To encourage demat holding of securities, Sebi on Tuesday proposed to make it mandatory for listed companies to issue securities only in demat form after share split, consolidation of face value of shares and merger or demerger.
In case an investor does not have a demat account, the issuing companies will be required to open a separate demat account with a suitable property ledger or escrow account for dealing with such securities, Sebi suggested in its consultation paper.
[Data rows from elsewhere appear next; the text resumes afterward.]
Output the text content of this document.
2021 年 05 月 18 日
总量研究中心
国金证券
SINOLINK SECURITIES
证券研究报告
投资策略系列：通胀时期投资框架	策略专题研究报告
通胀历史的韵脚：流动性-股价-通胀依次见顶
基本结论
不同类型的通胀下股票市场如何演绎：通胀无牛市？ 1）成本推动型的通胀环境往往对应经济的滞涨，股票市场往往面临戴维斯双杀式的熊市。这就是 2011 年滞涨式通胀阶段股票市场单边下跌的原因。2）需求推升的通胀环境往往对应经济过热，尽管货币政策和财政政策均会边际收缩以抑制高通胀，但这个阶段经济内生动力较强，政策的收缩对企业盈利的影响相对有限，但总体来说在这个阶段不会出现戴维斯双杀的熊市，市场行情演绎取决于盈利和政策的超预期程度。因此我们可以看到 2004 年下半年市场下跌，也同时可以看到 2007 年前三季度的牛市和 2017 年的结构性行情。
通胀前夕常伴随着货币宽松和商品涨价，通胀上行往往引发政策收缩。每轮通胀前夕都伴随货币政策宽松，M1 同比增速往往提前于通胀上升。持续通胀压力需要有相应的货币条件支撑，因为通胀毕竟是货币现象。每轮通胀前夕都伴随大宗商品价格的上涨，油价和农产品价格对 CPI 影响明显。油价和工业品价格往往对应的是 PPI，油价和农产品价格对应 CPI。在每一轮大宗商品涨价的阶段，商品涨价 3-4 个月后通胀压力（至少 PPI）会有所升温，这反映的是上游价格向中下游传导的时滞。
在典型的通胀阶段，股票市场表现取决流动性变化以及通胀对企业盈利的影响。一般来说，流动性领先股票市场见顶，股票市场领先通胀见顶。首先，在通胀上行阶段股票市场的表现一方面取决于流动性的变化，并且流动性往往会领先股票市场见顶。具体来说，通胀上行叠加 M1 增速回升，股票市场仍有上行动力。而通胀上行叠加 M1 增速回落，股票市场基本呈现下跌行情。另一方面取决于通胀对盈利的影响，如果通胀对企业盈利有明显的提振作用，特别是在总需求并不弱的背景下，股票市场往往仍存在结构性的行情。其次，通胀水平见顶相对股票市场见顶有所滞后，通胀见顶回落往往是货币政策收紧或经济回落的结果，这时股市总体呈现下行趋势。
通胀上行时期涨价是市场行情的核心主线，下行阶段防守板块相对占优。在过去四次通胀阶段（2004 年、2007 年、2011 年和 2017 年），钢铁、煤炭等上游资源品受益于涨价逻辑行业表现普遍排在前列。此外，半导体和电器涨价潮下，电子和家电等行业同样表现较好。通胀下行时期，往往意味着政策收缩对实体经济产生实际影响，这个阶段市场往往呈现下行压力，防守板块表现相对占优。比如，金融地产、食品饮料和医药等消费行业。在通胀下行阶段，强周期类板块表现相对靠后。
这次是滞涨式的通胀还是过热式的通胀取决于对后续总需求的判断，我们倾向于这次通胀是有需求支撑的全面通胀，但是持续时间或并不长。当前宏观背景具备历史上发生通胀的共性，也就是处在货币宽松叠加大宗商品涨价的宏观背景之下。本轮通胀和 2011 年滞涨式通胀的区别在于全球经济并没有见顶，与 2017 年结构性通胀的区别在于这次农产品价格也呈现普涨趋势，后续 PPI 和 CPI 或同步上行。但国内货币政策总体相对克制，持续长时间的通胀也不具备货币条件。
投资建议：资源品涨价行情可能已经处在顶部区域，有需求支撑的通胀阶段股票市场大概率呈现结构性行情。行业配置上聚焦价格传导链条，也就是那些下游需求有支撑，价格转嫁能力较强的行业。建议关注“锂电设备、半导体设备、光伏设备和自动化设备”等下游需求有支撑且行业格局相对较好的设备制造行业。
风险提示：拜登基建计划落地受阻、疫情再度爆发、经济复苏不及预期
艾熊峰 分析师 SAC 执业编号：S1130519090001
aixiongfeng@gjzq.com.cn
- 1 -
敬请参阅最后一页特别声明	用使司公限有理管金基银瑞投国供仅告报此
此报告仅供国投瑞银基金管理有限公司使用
Dematerialization of securities has several benefits, including reducing fraud and counterfeiting, eliminating loss and damage to securities, faster and more efficient transfers, improved transparency and regulatory oversight, reduction of legal disputes, cost reduction for investors and companies, etc.
Considering this, while Sebi encourages holding of securities in demat form by the investors, currently some investors are holding securities in physical form.
While it is legal to hold securities in physical form, an investor cannot sell or transfer such securities until these securities are dematerialized.
Accordingly, in order to make progress towards greater dematerialization of securities and to prevent fresh creation of physical securities by listed entities, Sebi opined that the existing security certificates were converted into demat form and no new physical security certificates were created.
“To achieve the stated objective… It is proposed to amend the Sebi (LODR) Regulations, 2015 to make mandatory issuance of securities only in demat form in case of sub-division/split/consolidation of the nominal value of securities and arrangements to encourage demat holding of securities,” the regulator said.
In addition, the regulator has proposed changes to certain provisions of the LODR (Listing Obligations and Disclosure Requirements) standards. This includes the requirement to maintain the “proof of delivery” regarding the indication of “minor difference in the signature”, and a major difference in signature or unavailability of the signature must be omitted.
The Securities and Exchange Board of India (Sebi) has sought comments on the proposals till February 4.